Monday, February 4, 2013
smiles.
*riding the escalator with grandpa*
we had a wonderful time celebrating my birthday in slc. we shopped, and bought, and were all exhausted the following day.
it was so nice to visit with dad during his layover. he brought gifts for the children, which melted my heart a little. for lizzy, a glass flower necklace he bought her in oregon and "samples" from his hotel. an "i love you" flap book for charlie, and conversation hearts for all of us. we ate at a&w, dad and lizzy's favorite place. we missed seeing grandma this time.
Thursday, January 31, 2013
35.
today i celebrate my thirty-fifth birthday as a happy woman! really and truly, i feel blessed. as i have anticipated this birthday, i've been thinking about my life. the choices i've made, and the consequences (good or bad) that have followed. overall i feel proud. i still have a to-do list that i will get to one day. but for now, this is why i feel happy and proud of my life:
* i married the right person. how thankful i am at this stage in my life that i got that RIGHT. my Mr. is mine! he is so kind, gentle by nature, and the most incredible father. he is an amazing husband, provider, pianist, student, and teacher. and the list goes on and on... i cannot imagine my life without him. he is my life.
* i am a mother. i love my beautiful children. they have always been my children. they make us complete. they fill me with life and laughter. i have learned more from them than they will ever learn from me.
* my home. nothing is more satisfying than making our home happy. i love the feeling in our home. everyday i look forward to the evening when we are all home together. home is where life's lessons are taught, love is fostered, and where every person is safe.
* i am healthy. after battling itp and infertility, i am so thankful for my healthy body and mind. i am proud of myself for literally wearing out my treadmill. seriously! i don't think my body feels 35. (at least from what i hear other people complain about)

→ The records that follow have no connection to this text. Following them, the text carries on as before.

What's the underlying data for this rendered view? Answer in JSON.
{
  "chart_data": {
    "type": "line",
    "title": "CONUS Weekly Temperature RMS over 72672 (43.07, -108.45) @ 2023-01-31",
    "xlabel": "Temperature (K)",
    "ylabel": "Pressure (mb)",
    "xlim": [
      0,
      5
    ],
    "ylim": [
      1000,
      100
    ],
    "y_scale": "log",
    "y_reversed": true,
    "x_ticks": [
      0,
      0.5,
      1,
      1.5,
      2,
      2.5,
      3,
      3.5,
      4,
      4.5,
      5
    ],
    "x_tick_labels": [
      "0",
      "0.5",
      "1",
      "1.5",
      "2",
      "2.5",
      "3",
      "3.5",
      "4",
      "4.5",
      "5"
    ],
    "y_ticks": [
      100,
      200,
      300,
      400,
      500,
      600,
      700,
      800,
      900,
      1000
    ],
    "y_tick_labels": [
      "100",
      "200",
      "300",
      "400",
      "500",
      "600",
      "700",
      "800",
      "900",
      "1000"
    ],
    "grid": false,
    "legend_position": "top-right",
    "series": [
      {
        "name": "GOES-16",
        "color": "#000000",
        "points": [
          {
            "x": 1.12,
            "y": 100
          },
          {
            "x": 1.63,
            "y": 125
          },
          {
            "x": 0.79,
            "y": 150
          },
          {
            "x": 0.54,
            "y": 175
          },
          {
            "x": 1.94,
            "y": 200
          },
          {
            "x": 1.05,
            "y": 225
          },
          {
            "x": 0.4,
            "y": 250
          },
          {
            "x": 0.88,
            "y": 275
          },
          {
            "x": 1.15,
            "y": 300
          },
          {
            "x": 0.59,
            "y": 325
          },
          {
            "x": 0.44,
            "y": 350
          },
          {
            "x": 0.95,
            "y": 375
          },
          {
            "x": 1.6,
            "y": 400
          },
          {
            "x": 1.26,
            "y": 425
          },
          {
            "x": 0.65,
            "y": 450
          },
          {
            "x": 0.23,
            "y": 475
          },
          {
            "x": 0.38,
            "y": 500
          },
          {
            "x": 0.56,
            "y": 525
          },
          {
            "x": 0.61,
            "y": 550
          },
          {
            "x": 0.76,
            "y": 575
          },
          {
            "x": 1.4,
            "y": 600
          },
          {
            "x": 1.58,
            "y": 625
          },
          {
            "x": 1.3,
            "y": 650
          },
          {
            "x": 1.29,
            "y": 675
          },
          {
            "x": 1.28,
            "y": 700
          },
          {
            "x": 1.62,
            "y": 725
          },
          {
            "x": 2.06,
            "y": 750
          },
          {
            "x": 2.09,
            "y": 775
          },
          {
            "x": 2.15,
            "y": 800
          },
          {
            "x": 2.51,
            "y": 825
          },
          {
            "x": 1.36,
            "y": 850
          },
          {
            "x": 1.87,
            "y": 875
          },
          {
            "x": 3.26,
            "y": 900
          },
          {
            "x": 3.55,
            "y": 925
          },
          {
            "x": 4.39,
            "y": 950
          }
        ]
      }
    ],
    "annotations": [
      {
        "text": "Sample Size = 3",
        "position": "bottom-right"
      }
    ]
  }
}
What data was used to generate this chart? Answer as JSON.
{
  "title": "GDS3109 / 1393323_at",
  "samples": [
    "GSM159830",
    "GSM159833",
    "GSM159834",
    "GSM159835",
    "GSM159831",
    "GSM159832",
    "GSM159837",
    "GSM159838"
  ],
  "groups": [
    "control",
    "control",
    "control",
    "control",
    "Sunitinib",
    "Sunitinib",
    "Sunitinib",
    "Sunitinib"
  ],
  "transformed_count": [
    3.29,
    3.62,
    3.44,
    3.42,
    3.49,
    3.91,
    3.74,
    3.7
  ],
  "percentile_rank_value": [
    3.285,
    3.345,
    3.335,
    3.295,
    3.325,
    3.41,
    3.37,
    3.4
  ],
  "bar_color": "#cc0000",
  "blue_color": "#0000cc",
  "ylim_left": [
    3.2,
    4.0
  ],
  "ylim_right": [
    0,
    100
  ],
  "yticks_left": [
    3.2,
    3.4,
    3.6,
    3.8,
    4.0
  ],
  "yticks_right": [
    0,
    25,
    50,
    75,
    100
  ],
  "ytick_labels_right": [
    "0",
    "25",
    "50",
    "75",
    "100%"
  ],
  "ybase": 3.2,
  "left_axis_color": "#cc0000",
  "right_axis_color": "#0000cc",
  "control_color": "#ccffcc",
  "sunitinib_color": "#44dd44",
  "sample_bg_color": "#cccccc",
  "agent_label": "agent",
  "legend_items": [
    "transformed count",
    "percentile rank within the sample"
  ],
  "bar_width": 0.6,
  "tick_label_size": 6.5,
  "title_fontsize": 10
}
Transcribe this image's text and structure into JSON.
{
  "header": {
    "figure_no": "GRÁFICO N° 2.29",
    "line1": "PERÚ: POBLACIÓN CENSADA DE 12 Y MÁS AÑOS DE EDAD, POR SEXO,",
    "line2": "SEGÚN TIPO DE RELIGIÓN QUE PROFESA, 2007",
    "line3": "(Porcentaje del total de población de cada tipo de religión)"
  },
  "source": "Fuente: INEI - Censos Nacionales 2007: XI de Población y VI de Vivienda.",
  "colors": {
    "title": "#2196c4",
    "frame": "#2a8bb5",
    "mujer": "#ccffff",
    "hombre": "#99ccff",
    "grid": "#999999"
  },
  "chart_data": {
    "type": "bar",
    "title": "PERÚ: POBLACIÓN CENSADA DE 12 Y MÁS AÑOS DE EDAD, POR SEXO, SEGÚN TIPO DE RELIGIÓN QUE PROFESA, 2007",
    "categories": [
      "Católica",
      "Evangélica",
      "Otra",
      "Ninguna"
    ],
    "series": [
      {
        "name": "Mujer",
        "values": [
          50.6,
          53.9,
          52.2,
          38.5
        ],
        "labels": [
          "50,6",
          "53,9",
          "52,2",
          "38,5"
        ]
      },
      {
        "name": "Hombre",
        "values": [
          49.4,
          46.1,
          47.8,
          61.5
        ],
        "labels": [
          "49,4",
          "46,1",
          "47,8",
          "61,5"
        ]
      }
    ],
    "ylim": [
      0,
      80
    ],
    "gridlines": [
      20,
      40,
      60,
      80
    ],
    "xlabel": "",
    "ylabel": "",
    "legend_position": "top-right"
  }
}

* i have good, loving relationships with my family. too often i take this for granted. i am so thankful for a father i can look up to, a mother i can always talk to, sisters to do the same, and brothers that are always good for a laugh.
*real friends. true friends. that i can completely be myself around. that accept me for who i am. friends that i know are not coincidental.
*my talents. there, i said it. (why is that difficult to say?) my hobbies, gifts, talents, whatever you want to label them, make me happy! i love to create anything. absolutely anything. sewing, knitting, cooking, decorating, it doesn't matter the avenue, but no day feels complete until i have made something. i love to look back on my day and see something beautiful i created.
i could keep going, but nap time is ticking away and i need to delete some of the 16,000 photos on this computer.
making my birthday (carrot) cake! how sweet are they?! blessed.
i am blessed. i am happy. it's going to be a great day.
Tuesday, January 29, 2013
it just keeps coming...
the snow just keeps coming this year. i'll admit, my arms are tired from all the shoveling. and so is my back. but it is SO beautiful! i'm sure lizzy is disappointed, they canceled her field trip to the state capitol today. :(
i was hoping to wear leggings and stay home all day. not happening. i realized i had appointments this morning, and need to renew my driver's license this afternoon. oh well, maybe tomorrow...?
...and i can't post without including a picture of one of my children. charlie says "hello!"